Die Vorgehensweise, die Ver- und Entschlüsselung, die auf die Mehrdimensionalität und Tiefenstrukturen des Materials hinweist und damit multiple Gruppierungsmöglichkeiten eröffnet, ist in Ansätzen hier (v.a. in den Kommentaren) beschrieben. Weitere Stufen und Schritte werden beizeiten bekannt gegeben. Das literarische Weblog “taberna kritika” wird wahrscheinlich wieder ab nächster Woche bedient …

“Ein Traum, was sonst?”, gibt Kleists Prinz von Homburg im letzten Auftritt des fünften Aktes Kottwitz als Frage zurück. Worauf sich aber die (Vor-)Frage bezieht, so eine Lesart (Kottwitz: “Nein, sagt! ist es ein Traum?“), bleibt offen.

Ich wurde nach einer sehr allgemeinen Beschreibung zu diesem Konvolut gefragt. Heute möchte ich behaupten: Diese Arbeit versteht sich als Arbeit am Traumbegriff (Der Traum als Text / Der Text als Traum) bzw. der plakativen Ausstellung menschlicher Unmöglichkeit adäquater Deutung bzw. “Ordnung der Dinge”.

* noch online: 94, 91, 88, 78, 77, 76, 75, 72, 71, 69, 58, 43, 33, 22, 21

** (strike-edit: 19.05.), alle texte sind nun offline

100

Gegen Fertigungen. Gegen reuigen Eiter. Er neigt in nur ein Etui: Ein Tiger. Ein tiefer, enger Eifer reift ihn ein. Einen Einer reiten. In Ferien gegen Güte feiger Gerten. Gegen Grete. Ein Grete-Reiten in eure Neigungen. Eure Figuren gürten in einer Gier.

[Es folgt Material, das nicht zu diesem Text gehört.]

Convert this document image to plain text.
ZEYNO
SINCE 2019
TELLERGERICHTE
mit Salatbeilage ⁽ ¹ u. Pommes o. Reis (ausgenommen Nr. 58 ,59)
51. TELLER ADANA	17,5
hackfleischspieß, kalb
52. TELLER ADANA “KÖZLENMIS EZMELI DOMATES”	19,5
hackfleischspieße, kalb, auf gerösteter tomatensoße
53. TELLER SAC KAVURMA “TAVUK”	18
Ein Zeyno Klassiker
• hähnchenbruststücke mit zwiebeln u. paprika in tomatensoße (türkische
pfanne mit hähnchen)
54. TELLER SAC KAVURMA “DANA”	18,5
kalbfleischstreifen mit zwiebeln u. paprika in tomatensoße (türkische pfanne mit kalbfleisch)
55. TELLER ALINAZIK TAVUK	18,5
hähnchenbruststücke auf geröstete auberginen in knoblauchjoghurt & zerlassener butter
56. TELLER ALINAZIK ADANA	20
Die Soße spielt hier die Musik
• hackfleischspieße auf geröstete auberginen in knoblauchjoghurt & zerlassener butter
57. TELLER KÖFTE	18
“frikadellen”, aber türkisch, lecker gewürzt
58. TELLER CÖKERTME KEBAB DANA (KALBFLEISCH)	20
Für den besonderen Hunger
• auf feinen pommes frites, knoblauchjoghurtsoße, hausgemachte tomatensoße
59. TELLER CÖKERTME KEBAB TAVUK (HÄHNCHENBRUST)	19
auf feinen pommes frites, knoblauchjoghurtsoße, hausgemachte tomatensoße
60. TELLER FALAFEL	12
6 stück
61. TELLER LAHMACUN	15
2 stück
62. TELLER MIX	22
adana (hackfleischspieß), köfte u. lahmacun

Ein Tier reiten. Gerne in Eiger, rief er. Rief Gunter. Eine neue Egge turnen. Eine Gute. Eine Grüne. Ungern genug … Nein, Ennui.

99

Aus der Ferne scheint es eine kleine, vertikale Krümmung auf dem Plateau. Die Annäherung mit kurzen Schritten lässt aber bald eine bucklige Figur entstehen, die gegen die untergehende Sonne mit den Ärmchen rudert. Noch ein paar Hundertmeter lassen sie schon ein Traktätchen wedeln, in der linken Hand, die – von der rechten festgehalten – das Papier zur Ruhe kommen lässt, sodass sich darum auch seine Stimme kümmern kann. Nur wenige Fusslängen trennen mich von dem Männchen auf der wackligen Kiste aus Holz.

Es ist der vollbärtige Anarchist mit seiner kunstvollschwarzen Hochfrisur aus dem zweiten Semester. Jetzt spielt er die Mundharmonika. Bald beginnt er zu tanzen, springt mir auf die Schultern, macht es sich dort gemütlich und blickt in die Ferne.